Beide Teams agierten von Beginn an hochkonzentriert und präsent in den Zweikämpfen, wobei Spielfluss vor allem aus lang und hoch geschlagenen Bälle bestand. Dadurch kamen beide Mannschaften selten zu klaren Torchancen, gefährlich wurde es zwar gelegentlich, letztlich fehlte aber die letzte Genauigkeit im Abspiel oder Abschluss, wie bei Leonardo Biancos erstem Torversuch (10.) oder Raffael Grigorians Schuss weit über das Gehäuse (16.).
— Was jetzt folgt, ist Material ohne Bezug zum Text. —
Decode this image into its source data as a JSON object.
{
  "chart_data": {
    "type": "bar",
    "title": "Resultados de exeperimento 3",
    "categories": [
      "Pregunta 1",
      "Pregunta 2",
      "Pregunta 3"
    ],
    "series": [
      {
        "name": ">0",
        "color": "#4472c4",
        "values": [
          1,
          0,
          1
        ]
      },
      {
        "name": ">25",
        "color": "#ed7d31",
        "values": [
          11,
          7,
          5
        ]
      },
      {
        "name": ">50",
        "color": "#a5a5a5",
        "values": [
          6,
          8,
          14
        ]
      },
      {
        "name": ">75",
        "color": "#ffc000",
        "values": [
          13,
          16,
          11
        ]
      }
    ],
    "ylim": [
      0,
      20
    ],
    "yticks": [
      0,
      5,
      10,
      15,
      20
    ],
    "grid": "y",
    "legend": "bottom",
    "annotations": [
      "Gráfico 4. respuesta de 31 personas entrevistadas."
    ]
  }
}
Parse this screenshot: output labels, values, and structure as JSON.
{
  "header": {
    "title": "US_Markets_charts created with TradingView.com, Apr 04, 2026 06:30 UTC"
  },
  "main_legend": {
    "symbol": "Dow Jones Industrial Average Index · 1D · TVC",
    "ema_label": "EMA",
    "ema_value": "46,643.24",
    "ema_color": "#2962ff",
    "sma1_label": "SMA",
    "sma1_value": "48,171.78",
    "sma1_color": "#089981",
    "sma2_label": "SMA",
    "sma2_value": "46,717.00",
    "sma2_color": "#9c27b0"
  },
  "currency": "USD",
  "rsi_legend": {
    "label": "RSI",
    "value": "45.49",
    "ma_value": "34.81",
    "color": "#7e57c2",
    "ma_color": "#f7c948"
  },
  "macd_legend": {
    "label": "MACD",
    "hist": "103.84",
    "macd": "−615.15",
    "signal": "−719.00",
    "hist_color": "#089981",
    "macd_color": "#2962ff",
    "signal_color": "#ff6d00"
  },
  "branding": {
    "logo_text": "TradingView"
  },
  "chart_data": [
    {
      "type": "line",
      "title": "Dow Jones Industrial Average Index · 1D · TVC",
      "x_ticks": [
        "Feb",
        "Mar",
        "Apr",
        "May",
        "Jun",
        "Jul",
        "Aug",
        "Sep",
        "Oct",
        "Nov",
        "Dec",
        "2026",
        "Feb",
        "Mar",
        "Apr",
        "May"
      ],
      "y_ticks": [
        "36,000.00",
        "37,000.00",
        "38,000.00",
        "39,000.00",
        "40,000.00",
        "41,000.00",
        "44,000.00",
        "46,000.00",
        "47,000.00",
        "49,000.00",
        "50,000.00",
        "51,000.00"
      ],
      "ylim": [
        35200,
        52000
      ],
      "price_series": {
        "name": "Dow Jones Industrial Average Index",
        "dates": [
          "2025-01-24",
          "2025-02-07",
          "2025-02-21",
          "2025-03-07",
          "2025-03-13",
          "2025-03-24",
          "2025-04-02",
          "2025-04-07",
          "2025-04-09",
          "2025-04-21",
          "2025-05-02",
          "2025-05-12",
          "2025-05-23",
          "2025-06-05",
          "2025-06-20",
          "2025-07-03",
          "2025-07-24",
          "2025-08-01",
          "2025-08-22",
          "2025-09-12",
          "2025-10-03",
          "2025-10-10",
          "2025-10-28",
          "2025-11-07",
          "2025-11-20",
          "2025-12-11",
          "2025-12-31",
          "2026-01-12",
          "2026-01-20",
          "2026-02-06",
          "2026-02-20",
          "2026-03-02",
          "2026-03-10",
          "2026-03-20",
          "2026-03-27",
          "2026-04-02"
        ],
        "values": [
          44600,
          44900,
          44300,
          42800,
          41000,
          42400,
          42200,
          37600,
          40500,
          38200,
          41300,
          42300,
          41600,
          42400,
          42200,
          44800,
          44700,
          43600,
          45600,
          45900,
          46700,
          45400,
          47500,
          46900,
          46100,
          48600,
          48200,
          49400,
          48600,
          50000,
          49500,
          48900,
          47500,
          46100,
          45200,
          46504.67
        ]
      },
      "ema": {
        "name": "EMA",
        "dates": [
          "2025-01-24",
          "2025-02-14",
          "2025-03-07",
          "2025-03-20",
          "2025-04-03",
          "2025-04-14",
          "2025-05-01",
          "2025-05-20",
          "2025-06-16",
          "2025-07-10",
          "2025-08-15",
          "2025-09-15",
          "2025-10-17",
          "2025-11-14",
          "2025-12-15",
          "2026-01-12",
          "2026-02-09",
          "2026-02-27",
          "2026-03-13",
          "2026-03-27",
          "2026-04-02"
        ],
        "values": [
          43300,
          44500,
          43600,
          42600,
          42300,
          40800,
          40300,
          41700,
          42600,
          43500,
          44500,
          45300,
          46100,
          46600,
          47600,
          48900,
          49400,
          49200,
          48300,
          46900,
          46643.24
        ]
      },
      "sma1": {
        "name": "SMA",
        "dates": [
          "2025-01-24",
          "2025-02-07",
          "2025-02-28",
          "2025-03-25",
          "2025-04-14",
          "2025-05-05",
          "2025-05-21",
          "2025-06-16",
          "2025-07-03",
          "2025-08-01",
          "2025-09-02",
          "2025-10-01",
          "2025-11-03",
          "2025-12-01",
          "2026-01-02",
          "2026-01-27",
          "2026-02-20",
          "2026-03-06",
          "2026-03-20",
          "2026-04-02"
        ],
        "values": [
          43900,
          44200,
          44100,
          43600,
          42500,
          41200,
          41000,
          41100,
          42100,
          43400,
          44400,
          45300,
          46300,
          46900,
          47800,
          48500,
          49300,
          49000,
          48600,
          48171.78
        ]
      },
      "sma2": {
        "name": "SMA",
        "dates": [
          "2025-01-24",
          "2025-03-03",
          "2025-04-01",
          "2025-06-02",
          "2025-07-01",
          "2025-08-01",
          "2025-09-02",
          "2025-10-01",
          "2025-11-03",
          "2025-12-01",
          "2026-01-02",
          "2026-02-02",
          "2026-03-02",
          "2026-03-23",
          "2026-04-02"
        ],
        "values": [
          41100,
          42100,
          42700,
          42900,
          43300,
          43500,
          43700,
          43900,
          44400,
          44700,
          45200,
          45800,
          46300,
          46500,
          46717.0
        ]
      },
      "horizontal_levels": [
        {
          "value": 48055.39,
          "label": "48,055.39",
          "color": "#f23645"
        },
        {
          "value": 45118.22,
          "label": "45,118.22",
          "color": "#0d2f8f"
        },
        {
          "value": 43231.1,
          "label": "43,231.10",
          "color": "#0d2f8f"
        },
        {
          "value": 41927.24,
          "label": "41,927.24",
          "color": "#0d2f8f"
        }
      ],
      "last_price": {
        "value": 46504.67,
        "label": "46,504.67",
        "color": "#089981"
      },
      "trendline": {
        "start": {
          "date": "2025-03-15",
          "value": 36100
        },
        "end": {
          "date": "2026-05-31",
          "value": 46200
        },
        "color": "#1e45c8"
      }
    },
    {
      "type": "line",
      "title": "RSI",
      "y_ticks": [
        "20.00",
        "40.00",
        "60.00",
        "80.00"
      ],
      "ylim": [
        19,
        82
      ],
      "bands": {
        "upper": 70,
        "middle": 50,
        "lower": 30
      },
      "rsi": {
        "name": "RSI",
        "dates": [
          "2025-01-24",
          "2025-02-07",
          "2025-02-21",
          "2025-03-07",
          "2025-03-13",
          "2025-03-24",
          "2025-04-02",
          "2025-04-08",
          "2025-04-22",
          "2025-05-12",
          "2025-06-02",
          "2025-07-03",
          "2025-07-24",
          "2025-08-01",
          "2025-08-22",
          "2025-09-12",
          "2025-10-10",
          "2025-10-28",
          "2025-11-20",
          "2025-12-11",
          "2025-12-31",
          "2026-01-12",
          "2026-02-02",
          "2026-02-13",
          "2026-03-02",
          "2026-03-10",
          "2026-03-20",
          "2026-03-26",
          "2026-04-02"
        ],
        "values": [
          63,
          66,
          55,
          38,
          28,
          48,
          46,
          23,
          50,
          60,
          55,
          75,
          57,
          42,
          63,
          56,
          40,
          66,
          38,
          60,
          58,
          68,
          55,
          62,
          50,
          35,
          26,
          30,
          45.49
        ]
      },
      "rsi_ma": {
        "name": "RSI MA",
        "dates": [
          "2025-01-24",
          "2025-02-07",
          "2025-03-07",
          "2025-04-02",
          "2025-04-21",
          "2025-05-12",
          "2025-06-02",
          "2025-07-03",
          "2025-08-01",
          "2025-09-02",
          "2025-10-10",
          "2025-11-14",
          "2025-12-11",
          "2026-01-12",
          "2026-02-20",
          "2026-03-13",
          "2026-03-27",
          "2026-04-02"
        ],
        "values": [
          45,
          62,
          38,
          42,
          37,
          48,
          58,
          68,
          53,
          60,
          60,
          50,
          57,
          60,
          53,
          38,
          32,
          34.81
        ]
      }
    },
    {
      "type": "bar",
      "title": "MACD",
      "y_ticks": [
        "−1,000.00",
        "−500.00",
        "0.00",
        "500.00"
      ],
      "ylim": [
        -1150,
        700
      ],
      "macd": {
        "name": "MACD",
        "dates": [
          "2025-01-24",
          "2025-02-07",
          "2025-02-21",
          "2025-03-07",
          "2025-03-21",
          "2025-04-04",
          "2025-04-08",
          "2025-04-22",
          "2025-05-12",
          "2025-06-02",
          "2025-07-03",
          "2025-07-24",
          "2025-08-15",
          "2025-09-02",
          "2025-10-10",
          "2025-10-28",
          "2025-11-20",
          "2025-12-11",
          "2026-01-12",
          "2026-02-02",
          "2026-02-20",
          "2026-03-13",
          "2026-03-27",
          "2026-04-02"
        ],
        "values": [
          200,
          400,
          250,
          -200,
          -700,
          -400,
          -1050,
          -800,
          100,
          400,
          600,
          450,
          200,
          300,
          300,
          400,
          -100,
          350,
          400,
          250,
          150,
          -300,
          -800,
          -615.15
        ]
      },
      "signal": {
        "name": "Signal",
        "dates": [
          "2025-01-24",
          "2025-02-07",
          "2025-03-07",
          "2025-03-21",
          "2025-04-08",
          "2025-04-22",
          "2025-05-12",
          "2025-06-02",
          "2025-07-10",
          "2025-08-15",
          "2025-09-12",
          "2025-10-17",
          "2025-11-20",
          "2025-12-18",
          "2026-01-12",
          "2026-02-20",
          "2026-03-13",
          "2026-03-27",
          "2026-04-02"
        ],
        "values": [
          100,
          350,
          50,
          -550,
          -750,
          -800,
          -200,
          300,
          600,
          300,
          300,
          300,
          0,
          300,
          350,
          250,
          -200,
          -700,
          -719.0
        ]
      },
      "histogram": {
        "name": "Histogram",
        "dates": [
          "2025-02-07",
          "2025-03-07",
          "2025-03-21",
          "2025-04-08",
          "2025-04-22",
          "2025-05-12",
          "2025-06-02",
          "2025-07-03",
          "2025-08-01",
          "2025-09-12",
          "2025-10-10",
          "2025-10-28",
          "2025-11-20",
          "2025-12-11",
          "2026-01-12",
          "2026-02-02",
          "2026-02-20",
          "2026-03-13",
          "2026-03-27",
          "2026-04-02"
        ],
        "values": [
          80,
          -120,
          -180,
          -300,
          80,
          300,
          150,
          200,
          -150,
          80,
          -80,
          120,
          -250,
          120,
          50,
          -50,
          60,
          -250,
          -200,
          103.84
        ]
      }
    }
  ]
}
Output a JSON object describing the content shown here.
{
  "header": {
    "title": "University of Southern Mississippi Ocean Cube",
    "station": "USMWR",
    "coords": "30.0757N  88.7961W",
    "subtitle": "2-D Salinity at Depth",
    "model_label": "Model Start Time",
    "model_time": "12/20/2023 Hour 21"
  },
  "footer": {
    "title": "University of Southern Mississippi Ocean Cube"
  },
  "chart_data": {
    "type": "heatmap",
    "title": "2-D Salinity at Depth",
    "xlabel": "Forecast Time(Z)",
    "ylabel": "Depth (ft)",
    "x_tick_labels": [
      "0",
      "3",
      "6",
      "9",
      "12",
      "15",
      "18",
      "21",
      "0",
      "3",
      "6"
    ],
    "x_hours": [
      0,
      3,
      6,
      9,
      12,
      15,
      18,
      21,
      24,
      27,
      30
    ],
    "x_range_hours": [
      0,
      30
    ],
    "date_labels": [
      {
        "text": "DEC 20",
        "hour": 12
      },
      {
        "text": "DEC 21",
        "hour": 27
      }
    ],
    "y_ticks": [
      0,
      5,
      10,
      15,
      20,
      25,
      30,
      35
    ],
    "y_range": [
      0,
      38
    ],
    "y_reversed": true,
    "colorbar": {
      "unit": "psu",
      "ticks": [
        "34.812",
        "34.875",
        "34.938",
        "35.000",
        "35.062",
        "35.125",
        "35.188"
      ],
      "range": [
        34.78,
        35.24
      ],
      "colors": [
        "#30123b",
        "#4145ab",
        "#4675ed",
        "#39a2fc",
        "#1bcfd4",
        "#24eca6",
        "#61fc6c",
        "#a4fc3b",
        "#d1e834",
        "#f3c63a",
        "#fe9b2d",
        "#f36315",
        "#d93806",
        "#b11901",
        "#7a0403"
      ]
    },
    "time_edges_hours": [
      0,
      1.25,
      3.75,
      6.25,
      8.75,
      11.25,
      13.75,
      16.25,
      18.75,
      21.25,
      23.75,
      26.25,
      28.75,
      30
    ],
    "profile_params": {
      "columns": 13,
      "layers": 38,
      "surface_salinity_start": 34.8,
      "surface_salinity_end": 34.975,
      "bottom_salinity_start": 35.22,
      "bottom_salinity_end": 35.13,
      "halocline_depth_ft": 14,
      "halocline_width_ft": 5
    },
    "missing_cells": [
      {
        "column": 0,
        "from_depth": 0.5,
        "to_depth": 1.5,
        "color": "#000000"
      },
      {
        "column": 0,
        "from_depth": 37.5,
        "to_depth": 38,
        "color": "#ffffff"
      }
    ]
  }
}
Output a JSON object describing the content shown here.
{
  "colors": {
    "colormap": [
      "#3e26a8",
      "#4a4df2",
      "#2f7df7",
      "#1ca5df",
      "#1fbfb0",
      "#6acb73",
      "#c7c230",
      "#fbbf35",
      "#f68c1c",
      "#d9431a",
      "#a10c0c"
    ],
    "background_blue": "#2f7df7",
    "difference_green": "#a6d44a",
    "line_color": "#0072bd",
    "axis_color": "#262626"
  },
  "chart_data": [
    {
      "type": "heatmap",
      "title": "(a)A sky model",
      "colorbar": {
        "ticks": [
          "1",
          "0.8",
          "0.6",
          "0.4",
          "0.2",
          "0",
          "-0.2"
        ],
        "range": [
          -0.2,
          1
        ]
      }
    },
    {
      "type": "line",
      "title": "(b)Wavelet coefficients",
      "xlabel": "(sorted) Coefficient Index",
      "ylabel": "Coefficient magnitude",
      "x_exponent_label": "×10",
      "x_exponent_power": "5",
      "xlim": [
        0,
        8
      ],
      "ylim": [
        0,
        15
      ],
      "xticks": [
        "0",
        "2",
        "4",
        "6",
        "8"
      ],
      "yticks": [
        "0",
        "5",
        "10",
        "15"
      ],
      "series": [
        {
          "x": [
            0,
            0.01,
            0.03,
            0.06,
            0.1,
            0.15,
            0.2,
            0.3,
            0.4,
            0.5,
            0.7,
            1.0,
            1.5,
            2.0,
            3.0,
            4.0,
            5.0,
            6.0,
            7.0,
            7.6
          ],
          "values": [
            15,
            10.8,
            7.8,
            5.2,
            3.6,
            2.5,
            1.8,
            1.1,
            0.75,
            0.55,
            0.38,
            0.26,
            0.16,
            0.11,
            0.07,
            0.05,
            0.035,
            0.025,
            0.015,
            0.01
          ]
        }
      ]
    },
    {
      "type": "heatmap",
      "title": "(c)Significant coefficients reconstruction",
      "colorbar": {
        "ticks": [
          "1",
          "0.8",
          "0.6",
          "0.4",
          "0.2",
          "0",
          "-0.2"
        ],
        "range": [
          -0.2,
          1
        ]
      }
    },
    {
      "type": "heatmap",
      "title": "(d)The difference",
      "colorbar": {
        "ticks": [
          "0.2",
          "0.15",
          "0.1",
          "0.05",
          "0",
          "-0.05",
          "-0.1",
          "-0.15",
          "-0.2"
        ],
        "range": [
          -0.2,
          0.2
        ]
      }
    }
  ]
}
Auf der Gegenseite hätten die gefährlichen Standards von Daniel Sachs die Gäste beinahe in Führung gebracht, doch Reining war zunächst glänzend zur Stelle (22.), ehe er sich bei einem langen Ball auf Johannes Günther beinahe verschätzte (32.).

Die größte Chance der Partie hatte dann Kokolo Baku kurz nach dem Seitenwechsel, als er nach schnellem Konter und Zuspieler über Bianco in den Strafraum eindrang, mit seinem Abschluss aber an Andreas Rudolf im Isenburger Tor scheiterte. Nur Sekunden später flog dann Gök vom Feld, als er in einem strittigen Zweikampf gegen Patrick Hartmann zu spät kam.

Nach dem Motto „Jetzt erst recht“ kämpften die Hausherren aber tapfer bis zum Schluss und können nun dank der bärenstarken Innenverteidigung nun in Ruhe das zweite Aufstiegsspiel am Sonntag in Neu-Isenburg gegen den SSV Sand (16 Uhr) anschauen, ehe es am folgenden Donnerstag in Sand in die finale Partie geht.

SV Zeilsheim: Reining – Elourdani, Terzic, Pitas, Yadav – Grigorian, Horiuchi – Baku, Bouchen (90. Seidelmann), Bianco (81. Pyatt) – Gök. – Spvgg. Neu-Isenburg: Rudolf – Hartmann, Betz, Bickel, Buschmann – Albert, Sachs, Marx, Günther (68. Weiland) – Atzberger, Züge (80. Konstantinidis). – SR: Martenstein (Marburg). – Zuschauer: 550.